Crème Brûlée Cocktail

 This is a truly impressive cocktail to serve to your friends, it delivers the wonderful Crème Brûlée flavors but it's the beautiful caramel garnish that turns this from good to great.

Directions for making the breakable, hard caramel garnish are below. You'll want to practice making the hard caramel garnish a few times - drizzling the caramelized sugar is a bit of a trick. I used a dessert sized spoon in the end and started outside my target area as the first drop is large. When you start moving the spoon the thread thins out - move too fast and the threads get too thin and delicate, too slow and you get big clumps. With a little practice you'll be in control but if you're impatient you can always just break off the nicer areas and drape them inside the glass.


Crème Brûlée Recipe with Ingredients & Directions

The
Crème Brûlée
Cocktail

1 Oz. Caramel Vodka
1 Oz. Salted Caramel Liqueur
3 Oz. Heavy Cream

GLASS: Prepared Caramelized Sugar Garnish, Pinch of Nutmeg

GLASS: Cocktail (martini) or Coupe

TOOLS: Cocktail Shaker

DIRECTIONS
Prepare your caramelized sugar garnish ahead of time (instructions are just below.)
Chill your glass in the freezer.
Fill a cocktail shaker with ice then pour in the caramel vodka, caramel liqueur and the heavy cream.
Shake until well chilled.
Strain into the chilled glass.
Dust with nutmeg then place the hard caramel garnish atop the glass for the guest or customer to break into their cocktail.

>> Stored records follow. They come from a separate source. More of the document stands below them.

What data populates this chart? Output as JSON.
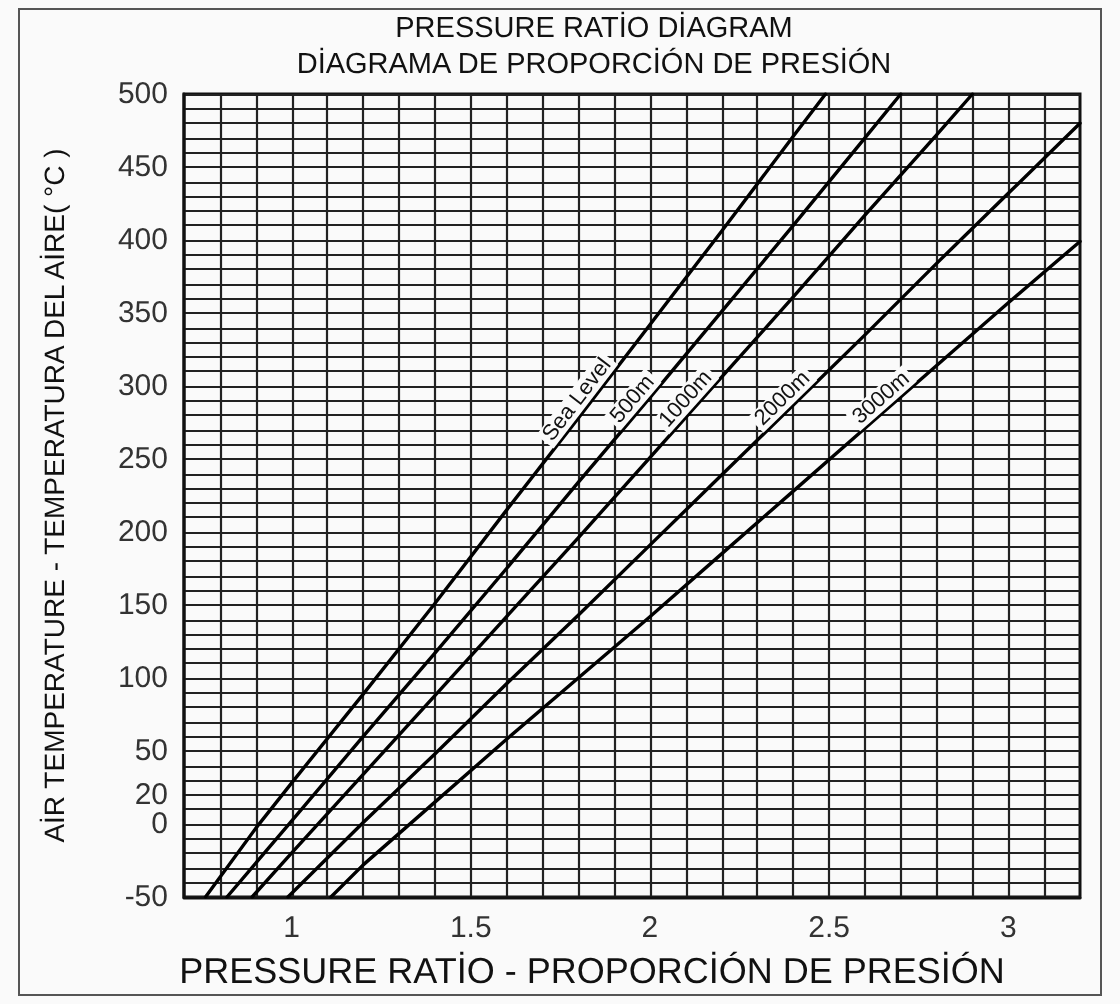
{
  "chart_data": {
    "type": "line",
    "title": "PRESSURE RATİO DİAGRAM",
    "subtitle": "DİAGRAMA DE PROPORCİÓN DE PRESİÓN",
    "xlabel": "PRESSURE RATİO - PROPORCİÓN DE PRESİÓN",
    "ylabel": "AİR TEMPERATURE - TEMPERATURA DEL AİRE( °C )",
    "xlim": [
      0.7,
      3.2
    ],
    "ylim": [
      -50,
      500
    ],
    "xticks": [
      {
        "value": 0.8,
        "label": null
      },
      {
        "value": 0.9,
        "label": null
      },
      1,
      {
        "value": 1.1,
        "label": null
      },
      {
        "value": 1.2,
        "label": null
      },
      {
        "value": 1.3,
        "label": null
      },
      {
        "value": 1.4,
        "label": null
      },
      1.5,
      {
        "value": 1.6,
        "label": null
      },
      {
        "value": 1.7,
        "label": null
      },
      {
        "value": 1.8,
        "label": null
      },
      {
        "value": 1.9,
        "label": null
      },
      2,
      {
        "value": 2.1,
        "label": null
      },
      {
        "value": 2.2,
        "label": null
      },
      {
        "value": 2.3,
        "label": null
      },
      {
        "value": 2.4,
        "label": null
      },
      2.5,
      {
        "value": 2.6,
        "label": null
      },
      {
        "value": 2.7,
        "label": null
      },
      {
        "value": 2.8,
        "label": null
      },
      {
        "value": 2.9,
        "label": null
      },
      3,
      {
        "value": 3.1,
        "label": null
      }
    ],
    "yticks": [
      -50,
      {
        "value": -40,
        "label": null
      },
      {
        "value": -30,
        "label": null
      },
      {
        "value": -20,
        "label": null
      },
      {
        "value": -10,
        "label": null
      },
      0,
      {
        "value": 10,
        "label": null
      },
      20,
      {
        "value": 30,
        "label": null
      },
      {
        "value": 40,
        "label": null
      },
      50,
      {
        "value": 60,
        "label": null
      },
      {
        "value": 70,
        "label": null
      },
      {
        "value": 80,
        "label": null
      },
      {
        "value": 90,
        "label": null
      },
      100,
      {
        "value": 110,
        "label": null
      },
      {
        "value": 120,
        "label": null
      },
      {
        "value": 130,
        "label": null
      },
      {
        "value": 140,
        "label": null
      },
      150,
      {
        "value": 160,
        "label": null
      },
      {
        "value": 170,
        "label": null
      },
      {
        "value": 180,
        "label": null
      },
      {
        "value": 190,
        "label": null
      },
      200,
      {
        "value": 210,
        "label": null
      },
      {
        "value": 220,
        "label": null
      },
      {
        "value": 230,
        "label": null
      },
      {
        "value": 240,
        "label": null
      },
      250,
      {
        "value": 260,
        "label": null
      },
      {
        "value": 270,
        "label": null
      },
      {
        "value": 280,
        "label": null
      },
      {
        "value": 290,
        "label": null
      },
      300,
      {
        "value": 310,
        "label": null
      },
      {
        "value": 320,
        "label": null
      },
      {
        "value": 330,
        "label": null
      },
      {
        "value": 340,
        "label": null
      },
      350,
      {
        "value": 360,
        "label": null
      },
      {
        "value": 370,
        "label": null
      },
      {
        "value": 380,
        "label": null
      },
      {
        "value": 390,
        "label": null
      },
      400,
      {
        "value": 410,
        "label": null
      },
      {
        "value": 420,
        "label": null
      },
      {
        "value": 430,
        "label": null
      },
      {
        "value": 440,
        "label": null
      },
      450,
      {
        "value": 460,
        "label": null
      },
      {
        "value": 470,
        "label": null
      },
      {
        "value": 480,
        "label": null
      },
      {
        "value": 490,
        "label": null
      },
      500
    ],
    "grid": true,
    "line_style": "solid",
    "series": [
      {
        "name": "Sea Level",
        "color": "#000000",
        "x": [
          0.76,
          0.9,
          1.0,
          1.2,
          1.4,
          1.6,
          1.8,
          2.0,
          2.2,
          2.4,
          2.49
        ],
        "values": [
          -50,
          -3,
          28,
          89,
          151,
          215,
          278,
          342,
          406,
          471,
          500
        ]
      },
      {
        "name": "500m",
        "color": "#000000",
        "x": [
          0.82,
          1.0,
          1.2,
          1.4,
          1.6,
          1.8,
          2.0,
          2.2,
          2.4,
          2.6,
          2.7
        ],
        "values": [
          -50,
          2,
          60,
          117,
          175,
          234,
          292,
          351,
          410,
          470,
          500
        ]
      },
      {
        "name": "1000m",
        "color": "#000000",
        "x": [
          0.89,
          1.0,
          1.2,
          1.4,
          1.6,
          1.8,
          2.0,
          2.2,
          2.4,
          2.6,
          2.8,
          2.9
        ],
        "values": [
          -50,
          -20,
          34,
          88,
          142,
          196,
          251,
          306,
          361,
          417,
          472,
          500
        ]
      },
      {
        "name": "2000m",
        "color": "#000000",
        "x": [
          0.99,
          1.2,
          1.4,
          1.6,
          1.8,
          2.0,
          2.2,
          2.4,
          2.6,
          2.8,
          3.0,
          3.2
        ],
        "values": [
          -50,
          1,
          48,
          96,
          143,
          191,
          239,
          287,
          335,
          384,
          432,
          480
        ]
      },
      {
        "name": "3000m",
        "color": "#000000",
        "x": [
          1.11,
          1.2,
          1.4,
          1.6,
          1.8,
          2.0,
          2.2,
          2.4,
          2.6,
          2.8,
          3.0,
          3.2
        ],
        "values": [
          -50,
          -28,
          15,
          58,
          100,
          142,
          185,
          228,
          271,
          314,
          357,
          399
        ]
      }
    ]
  }
}
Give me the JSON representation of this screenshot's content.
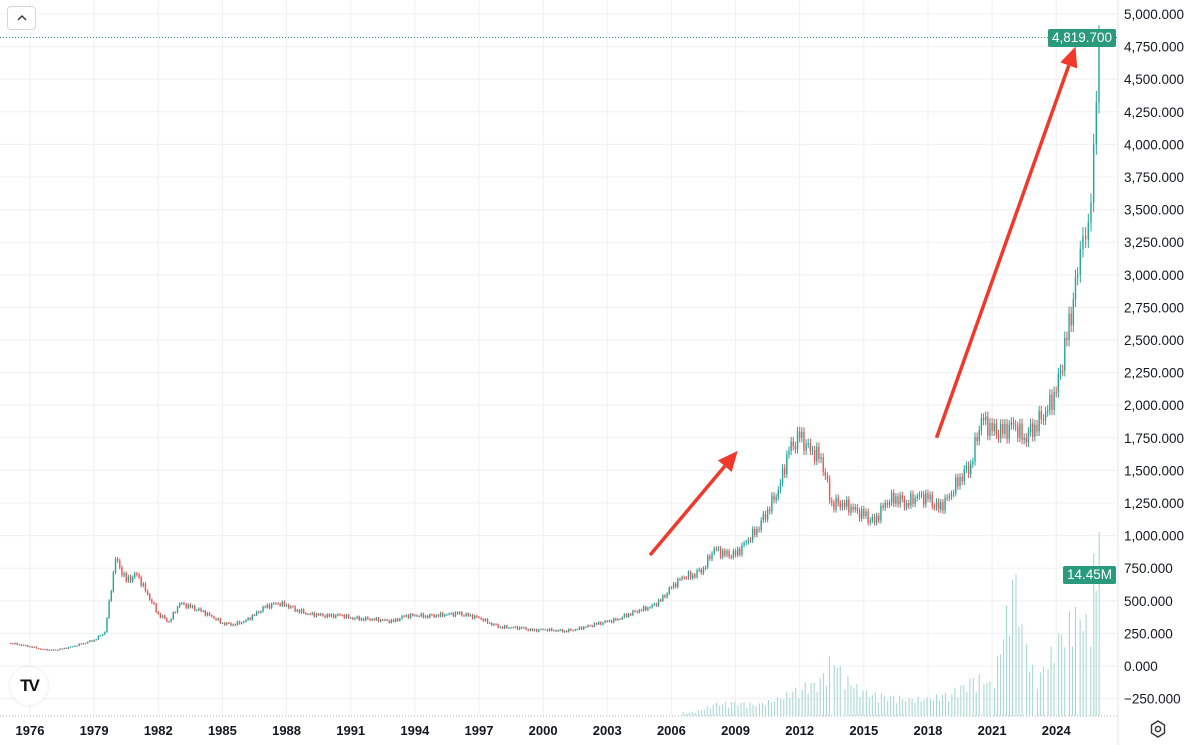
{
  "chart_data": {
    "type": "candlestick",
    "title": "",
    "xlabel": "",
    "ylabel": "",
    "x_ticks": [
      "1976",
      "1979",
      "1982",
      "1985",
      "1988",
      "1991",
      "1994",
      "1997",
      "2000",
      "2003",
      "2006",
      "2009",
      "2012",
      "2015",
      "2018",
      "2021",
      "2024"
    ],
    "y_ticks": [
      "5,000.000",
      "4,750.000",
      "4,500.000",
      "4,250.000",
      "4,000.000",
      "3,750.000",
      "3,500.000",
      "3,250.000",
      "3,000.000",
      "2,750.000",
      "2,500.000",
      "2,250.000",
      "2,000.000",
      "1,750.000",
      "1,500.000",
      "1,250.000",
      "1,000.000",
      "750.000",
      "500.000",
      "250.000",
      "0.000",
      "−250.000"
    ],
    "y_tick_values": [
      5000000,
      4750000,
      4500000,
      4250000,
      4000000,
      3750000,
      3500000,
      3250000,
      3000000,
      2750000,
      2500000,
      2250000,
      2000000,
      1750000,
      1500000,
      1250000,
      1000000,
      750000,
      500000,
      250000,
      0,
      -250000
    ],
    "ylim": [
      -300000,
      5100000
    ],
    "xlim": [
      1974.6,
      2026.6
    ],
    "grid": true,
    "last_price_label": "4,819.700",
    "last_price": 4819700,
    "volume_label": "14.45M",
    "colors": {
      "up": "#26a69a",
      "down": "#ef5350",
      "price_tag": "#2a9a7c",
      "volume": "#9fd6cf",
      "arrow": "#f0392b"
    },
    "series": [
      {
        "x": 1975.0,
        "close": 176000
      },
      {
        "x": 1975.5,
        "close": 165000
      },
      {
        "x": 1976.0,
        "close": 150000
      },
      {
        "x": 1976.5,
        "close": 130000
      },
      {
        "x": 1977.0,
        "close": 120000
      },
      {
        "x": 1977.5,
        "close": 130000
      },
      {
        "x": 1978.0,
        "close": 150000
      },
      {
        "x": 1978.5,
        "close": 175000
      },
      {
        "x": 1979.0,
        "close": 200000
      },
      {
        "x": 1979.5,
        "close": 260000
      },
      {
        "x": 1980.0,
        "close": 820000
      },
      {
        "x": 1980.5,
        "close": 650000
      },
      {
        "x": 1981.0,
        "close": 700000
      },
      {
        "x": 1981.5,
        "close": 550000
      },
      {
        "x": 1982.0,
        "close": 400000
      },
      {
        "x": 1982.5,
        "close": 340000
      },
      {
        "x": 1983.0,
        "close": 480000
      },
      {
        "x": 1983.5,
        "close": 450000
      },
      {
        "x": 1984.0,
        "close": 420000
      },
      {
        "x": 1984.5,
        "close": 380000
      },
      {
        "x": 1985.0,
        "close": 330000
      },
      {
        "x": 1985.5,
        "close": 320000
      },
      {
        "x": 1986.0,
        "close": 340000
      },
      {
        "x": 1986.5,
        "close": 390000
      },
      {
        "x": 1987.0,
        "close": 450000
      },
      {
        "x": 1987.5,
        "close": 480000
      },
      {
        "x": 1988.0,
        "close": 470000
      },
      {
        "x": 1988.5,
        "close": 430000
      },
      {
        "x": 1989.0,
        "close": 400000
      },
      {
        "x": 1989.5,
        "close": 390000
      },
      {
        "x": 1990.0,
        "close": 380000
      },
      {
        "x": 1990.5,
        "close": 390000
      },
      {
        "x": 1991.0,
        "close": 370000
      },
      {
        "x": 1991.5,
        "close": 365000
      },
      {
        "x": 1992.0,
        "close": 360000
      },
      {
        "x": 1992.5,
        "close": 350000
      },
      {
        "x": 1993.0,
        "close": 340000
      },
      {
        "x": 1993.5,
        "close": 380000
      },
      {
        "x": 1994.0,
        "close": 390000
      },
      {
        "x": 1994.5,
        "close": 385000
      },
      {
        "x": 1995.0,
        "close": 390000
      },
      {
        "x": 1995.5,
        "close": 395000
      },
      {
        "x": 1996.0,
        "close": 400000
      },
      {
        "x": 1996.5,
        "close": 385000
      },
      {
        "x": 1997.0,
        "close": 370000
      },
      {
        "x": 1997.5,
        "close": 330000
      },
      {
        "x": 1998.0,
        "close": 300000
      },
      {
        "x": 1998.5,
        "close": 295000
      },
      {
        "x": 1999.0,
        "close": 290000
      },
      {
        "x": 1999.5,
        "close": 270000
      },
      {
        "x": 2000.0,
        "close": 280000
      },
      {
        "x": 2000.5,
        "close": 275000
      },
      {
        "x": 2001.0,
        "close": 270000
      },
      {
        "x": 2001.5,
        "close": 280000
      },
      {
        "x": 2002.0,
        "close": 300000
      },
      {
        "x": 2002.5,
        "close": 320000
      },
      {
        "x": 2003.0,
        "close": 340000
      },
      {
        "x": 2003.5,
        "close": 360000
      },
      {
        "x": 2004.0,
        "close": 400000
      },
      {
        "x": 2004.5,
        "close": 430000
      },
      {
        "x": 2005.0,
        "close": 450000
      },
      {
        "x": 2005.5,
        "close": 500000
      },
      {
        "x": 2006.0,
        "close": 600000
      },
      {
        "x": 2006.5,
        "close": 680000
      },
      {
        "x": 2007.0,
        "close": 700000
      },
      {
        "x": 2007.5,
        "close": 750000
      },
      {
        "x": 2008.0,
        "close": 900000
      },
      {
        "x": 2008.5,
        "close": 850000
      },
      {
        "x": 2009.0,
        "close": 850000
      },
      {
        "x": 2009.5,
        "close": 950000
      },
      {
        "x": 2010.0,
        "close": 1050000
      },
      {
        "x": 2010.5,
        "close": 1200000
      },
      {
        "x": 2011.0,
        "close": 1350000
      },
      {
        "x": 2011.5,
        "close": 1650000
      },
      {
        "x": 2012.0,
        "close": 1750000
      },
      {
        "x": 2012.5,
        "close": 1650000
      },
      {
        "x": 2013.0,
        "close": 1600000
      },
      {
        "x": 2013.5,
        "close": 1250000
      },
      {
        "x": 2014.0,
        "close": 1250000
      },
      {
        "x": 2014.5,
        "close": 1200000
      },
      {
        "x": 2015.0,
        "close": 1150000
      },
      {
        "x": 2015.5,
        "close": 1100000
      },
      {
        "x": 2016.0,
        "close": 1250000
      },
      {
        "x": 2016.5,
        "close": 1300000
      },
      {
        "x": 2017.0,
        "close": 1250000
      },
      {
        "x": 2017.5,
        "close": 1300000
      },
      {
        "x": 2018.0,
        "close": 1280000
      },
      {
        "x": 2018.5,
        "close": 1200000
      },
      {
        "x": 2019.0,
        "close": 1300000
      },
      {
        "x": 2019.5,
        "close": 1450000
      },
      {
        "x": 2020.0,
        "close": 1550000
      },
      {
        "x": 2020.5,
        "close": 1900000
      },
      {
        "x": 2021.0,
        "close": 1800000
      },
      {
        "x": 2021.5,
        "close": 1780000
      },
      {
        "x": 2022.0,
        "close": 1850000
      },
      {
        "x": 2022.5,
        "close": 1750000
      },
      {
        "x": 2023.0,
        "close": 1850000
      },
      {
        "x": 2023.5,
        "close": 1950000
      },
      {
        "x": 2024.0,
        "close": 2100000
      },
      {
        "x": 2024.5,
        "close": 2500000
      },
      {
        "x": 2025.0,
        "close": 3000000
      },
      {
        "x": 2025.25,
        "close": 3300000
      },
      {
        "x": 2025.5,
        "close": 3400000
      },
      {
        "x": 2025.75,
        "close": 4000000
      },
      {
        "x": 2026.0,
        "close": 4819700
      }
    ],
    "volume": [
      {
        "x": 2007.0,
        "value": 0.3
      },
      {
        "x": 2008.0,
        "value": 1.0
      },
      {
        "x": 2009.0,
        "value": 1.2
      },
      {
        "x": 2010.0,
        "value": 1.0
      },
      {
        "x": 2011.0,
        "value": 1.5
      },
      {
        "x": 2012.0,
        "value": 2.5
      },
      {
        "x": 2013.0,
        "value": 3.0
      },
      {
        "x": 2013.5,
        "value": 5.5
      },
      {
        "x": 2014.0,
        "value": 3.5
      },
      {
        "x": 2015.0,
        "value": 2.0
      },
      {
        "x": 2016.0,
        "value": 1.8
      },
      {
        "x": 2017.0,
        "value": 1.5
      },
      {
        "x": 2018.0,
        "value": 1.5
      },
      {
        "x": 2019.0,
        "value": 2.0
      },
      {
        "x": 2020.0,
        "value": 3.0
      },
      {
        "x": 2020.5,
        "value": 3.5
      },
      {
        "x": 2021.0,
        "value": 2.5
      },
      {
        "x": 2022.0,
        "value": 12.0
      },
      {
        "x": 2022.5,
        "value": 7.0
      },
      {
        "x": 2023.0,
        "value": 3.0
      },
      {
        "x": 2023.5,
        "value": 4.5
      },
      {
        "x": 2024.0,
        "value": 6.5
      },
      {
        "x": 2024.5,
        "value": 8.0
      },
      {
        "x": 2025.0,
        "value": 9.5
      },
      {
        "x": 2025.5,
        "value": 7.5
      },
      {
        "x": 2025.75,
        "value": 13.5
      },
      {
        "x": 2026.0,
        "value": 14.45
      }
    ],
    "annotations": [
      {
        "type": "arrow",
        "from": {
          "x": 2005.0,
          "y": 850000
        },
        "to": {
          "x": 2009.1,
          "y": 1650000
        }
      },
      {
        "type": "arrow",
        "from": {
          "x": 2018.4,
          "y": 1750000
        },
        "to": {
          "x": 2024.9,
          "y": 4750000
        }
      }
    ]
  },
  "ui": {
    "collapse_icon": "chevron-up-icon",
    "collapse_label": "^",
    "logo": "TV",
    "settings_icon": "gear-icon"
  }
}
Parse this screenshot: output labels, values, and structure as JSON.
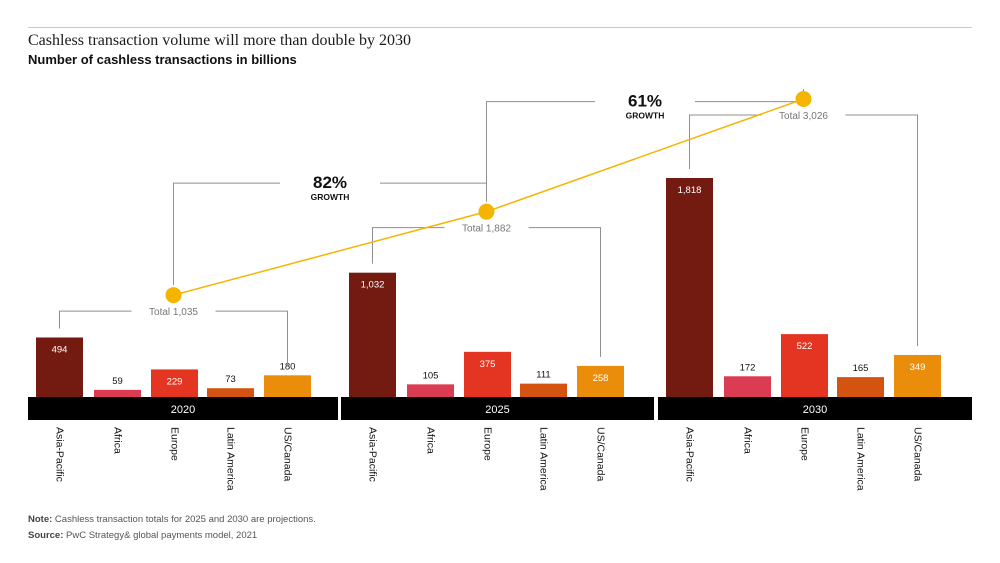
{
  "title": "Cashless transaction volume will more than double by 2030",
  "subtitle": "Number of cashless transactions in billions",
  "note_label": "Note:",
  "note_text": "Cashless transaction totals for 2025 and 2030 are projections.",
  "source_label": "Source:",
  "source_text": "PwC Strategy& global payments model, 2021",
  "chart_data": {
    "type": "bar",
    "categories": [
      "Asia-Pacific",
      "Africa",
      "Europe",
      "Latin America",
      "US/Canada"
    ],
    "colors": [
      "#731a11",
      "#dc3b54",
      "#e33522",
      "#d45310",
      "#ea8d0a"
    ],
    "line_color": "#f5b400",
    "groups": [
      {
        "year": "2020",
        "values": [
          494,
          59,
          229,
          73,
          180
        ],
        "total": 1035,
        "total_label": "Total 1,035"
      },
      {
        "year": "2025",
        "values": [
          1032,
          105,
          375,
          111,
          258
        ],
        "total": 1882,
        "total_label": "Total 1,882"
      },
      {
        "year": "2030",
        "values": [
          1818,
          172,
          522,
          165,
          349
        ],
        "total": 3026,
        "total_label": "Total 3,026"
      }
    ],
    "value_labels": [
      [
        "494",
        "59",
        "229",
        "73",
        "180"
      ],
      [
        "1,032",
        "105",
        "375",
        "111",
        "258"
      ],
      [
        "1,818",
        "172",
        "522",
        "165",
        "349"
      ]
    ],
    "growth": [
      {
        "pct": "82%",
        "label": "GROWTH"
      },
      {
        "pct": "61%",
        "label": "GROWTH"
      }
    ]
  }
}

Here's the instructions for making the Hard Caramel Garnish on a convenient recipe card:
http://themartinidiva.com

VOICEOVER VIDEO WITH INGREDIENTS AND INSTRUCTIONS:

A little history of Crème Brûlée
The origins of custards can be traced back to the ancient Romans who were the first to use eggs as binding agents and employed the techniques in creating patinae, crustades and omelettes.  The dessert type custards we are familiar with today date back to the Middle Ages where they were most often eaten like a pudding or employed as fillings in pastries or binders in tarts - the word
custard is derived from crustade, a tart with a crust.

There are many claims to the invention of Crème Brûlée.  Trinity College in Cambridge, England claims they invented the dessert in the 1600's where they called it a Cambridge Burnt Cream or Trinity Cream, they even have a special branding iron they use to brand the caramelized topping.  Spain lays claim to a very similar dessert called a Crema Catalana, also from the 1800s, but it was the French in the 19th century brought what they called "burnt cream", literally translated as Crème Brûlée, into the world of modern cuisine.

The earliest known print reference to it is in a cookbook by François Massialot's in 1691 but a 1731 edition of Massialot's changed the name of the same recipe from "crème brûlée" to "crème anglaise".

Crème Brûlée usually is traditionally served in individual ramekins then topped with prepared discs of caramel or sprinkled with sugar which is then caramelized under a broiler/salamander, a butane torch or by flambéing a hard liquor on it.


National Crème Brûlée Day is every July 27th.